Top Stories

Friends remember man that died after fight at bar in Baldwin as a “gentle soul”

BALDWIN BOROUGH, Pa. — A man died Thursday after a fight involving four men at a bar in Baldwin Borough on Sunday night, officials said.

Mark Thompson, 51, of Pittsburgh, died just before 4 p.m. Thursday at Allegheny General Hospital, the Allegheny County Medical Examiner’s Office confirmed.

“His children were every thing to him. Anytime you were to talk about his children he would light up. He loved baseball. Baseball was a passion,” explained a friend of Thompson, Todd Kircher. “He loved coaching kids. He had patience with kids. He had a desire to teach kids how to win and how to be competitive.”

Now Kircher and the entire south park baseball community is grieving over Thompson’s unexpected death.

“It was a punch to the gut for sure,” Kircher said. “It knocked the wind out of me. I had to take a seat. It’s something that you never think you would hear and something you don’t hear around this area.”

The fight happened about 11 p.m. Sunday at the Loose Moose Saloon on Brownsville Road in Baldwin.

When police were called to the bar, they were told Thompson was on the floor unconscious and bleeding and CPR was being performed, a criminal complaint stated.

Witnesses told police Thompson had been trying to break up a fight between two men. Then, Zachary Blake, the brother of one of the men, punched Thompson in the face.

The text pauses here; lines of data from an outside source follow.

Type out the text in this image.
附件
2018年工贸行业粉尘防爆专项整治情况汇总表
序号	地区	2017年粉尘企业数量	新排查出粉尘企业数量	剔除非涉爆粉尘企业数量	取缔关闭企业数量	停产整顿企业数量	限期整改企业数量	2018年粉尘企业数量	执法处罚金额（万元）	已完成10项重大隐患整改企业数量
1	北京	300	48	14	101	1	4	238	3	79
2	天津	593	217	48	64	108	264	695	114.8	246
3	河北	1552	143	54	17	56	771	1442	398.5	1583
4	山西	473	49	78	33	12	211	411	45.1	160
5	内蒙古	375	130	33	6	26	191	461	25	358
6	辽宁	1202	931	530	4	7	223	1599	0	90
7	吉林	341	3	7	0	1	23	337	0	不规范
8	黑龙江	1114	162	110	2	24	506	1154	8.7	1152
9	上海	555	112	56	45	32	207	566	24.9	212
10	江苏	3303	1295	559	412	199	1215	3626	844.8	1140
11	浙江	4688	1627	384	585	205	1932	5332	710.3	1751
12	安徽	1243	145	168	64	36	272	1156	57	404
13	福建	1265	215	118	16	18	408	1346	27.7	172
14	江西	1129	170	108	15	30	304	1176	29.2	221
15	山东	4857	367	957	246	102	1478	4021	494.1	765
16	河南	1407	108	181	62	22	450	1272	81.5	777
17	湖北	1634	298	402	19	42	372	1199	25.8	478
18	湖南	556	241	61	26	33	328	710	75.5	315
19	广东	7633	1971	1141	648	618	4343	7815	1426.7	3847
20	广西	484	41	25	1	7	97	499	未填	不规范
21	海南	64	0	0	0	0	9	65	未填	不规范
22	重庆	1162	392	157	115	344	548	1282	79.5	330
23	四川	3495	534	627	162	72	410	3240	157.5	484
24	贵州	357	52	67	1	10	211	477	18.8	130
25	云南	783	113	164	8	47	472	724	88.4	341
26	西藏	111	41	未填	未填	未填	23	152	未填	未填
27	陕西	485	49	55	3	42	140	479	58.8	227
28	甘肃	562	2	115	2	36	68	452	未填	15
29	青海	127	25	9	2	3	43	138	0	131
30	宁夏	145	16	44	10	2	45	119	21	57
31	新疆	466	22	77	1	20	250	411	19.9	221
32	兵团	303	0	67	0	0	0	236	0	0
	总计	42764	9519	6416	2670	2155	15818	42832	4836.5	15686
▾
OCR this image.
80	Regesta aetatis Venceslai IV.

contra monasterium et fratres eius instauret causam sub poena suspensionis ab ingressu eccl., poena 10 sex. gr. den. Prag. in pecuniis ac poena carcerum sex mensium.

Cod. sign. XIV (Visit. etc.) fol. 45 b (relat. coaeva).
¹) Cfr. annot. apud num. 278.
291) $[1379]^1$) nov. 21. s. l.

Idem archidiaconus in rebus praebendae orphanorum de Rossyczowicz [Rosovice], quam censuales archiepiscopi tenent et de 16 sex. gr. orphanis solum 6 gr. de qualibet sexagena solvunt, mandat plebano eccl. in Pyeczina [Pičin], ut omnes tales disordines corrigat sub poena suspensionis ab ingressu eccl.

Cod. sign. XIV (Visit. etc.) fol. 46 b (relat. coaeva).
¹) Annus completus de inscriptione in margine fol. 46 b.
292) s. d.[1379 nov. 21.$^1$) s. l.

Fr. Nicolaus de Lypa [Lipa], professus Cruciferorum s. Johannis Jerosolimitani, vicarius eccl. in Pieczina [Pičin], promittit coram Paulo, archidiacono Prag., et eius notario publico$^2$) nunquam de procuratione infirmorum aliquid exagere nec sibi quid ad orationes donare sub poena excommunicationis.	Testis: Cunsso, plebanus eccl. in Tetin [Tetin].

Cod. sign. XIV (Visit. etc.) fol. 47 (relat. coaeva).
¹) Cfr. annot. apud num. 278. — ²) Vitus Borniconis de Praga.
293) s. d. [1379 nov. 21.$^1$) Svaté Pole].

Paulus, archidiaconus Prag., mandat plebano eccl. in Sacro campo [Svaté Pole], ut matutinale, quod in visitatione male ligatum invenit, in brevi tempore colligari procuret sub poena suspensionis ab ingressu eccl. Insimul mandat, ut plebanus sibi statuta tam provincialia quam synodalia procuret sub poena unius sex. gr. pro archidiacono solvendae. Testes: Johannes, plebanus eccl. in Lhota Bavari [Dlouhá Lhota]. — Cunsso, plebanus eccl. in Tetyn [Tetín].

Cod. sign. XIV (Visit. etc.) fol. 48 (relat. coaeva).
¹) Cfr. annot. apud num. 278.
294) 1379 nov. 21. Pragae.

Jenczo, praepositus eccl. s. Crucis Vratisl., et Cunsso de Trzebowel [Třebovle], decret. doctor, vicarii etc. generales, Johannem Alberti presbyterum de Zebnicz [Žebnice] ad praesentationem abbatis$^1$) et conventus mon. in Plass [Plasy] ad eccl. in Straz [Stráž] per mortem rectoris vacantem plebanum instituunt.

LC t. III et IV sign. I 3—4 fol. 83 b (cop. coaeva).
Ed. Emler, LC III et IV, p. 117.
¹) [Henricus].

As Thompson fell to the ground, Blake got on top of Thompson and continued to punch him several more times in the face and then kicked him in the face, according to the complaint.

Blake, 22, told police that his brother was fighting Thompson and he intervened to protect his brother. He said he punched Thompson “once or twice,” the complaint stated.

Prior to Thompson’s death, Blake was charged with aggravated assault, simple assault, harassment and disorderly conduct.

Channel 11 went to the bar and spoke to workers who knew Thompson. They told us they are grieving and they say Thompson wasn’t a fighter, but that he was a gentle soul and loved his children.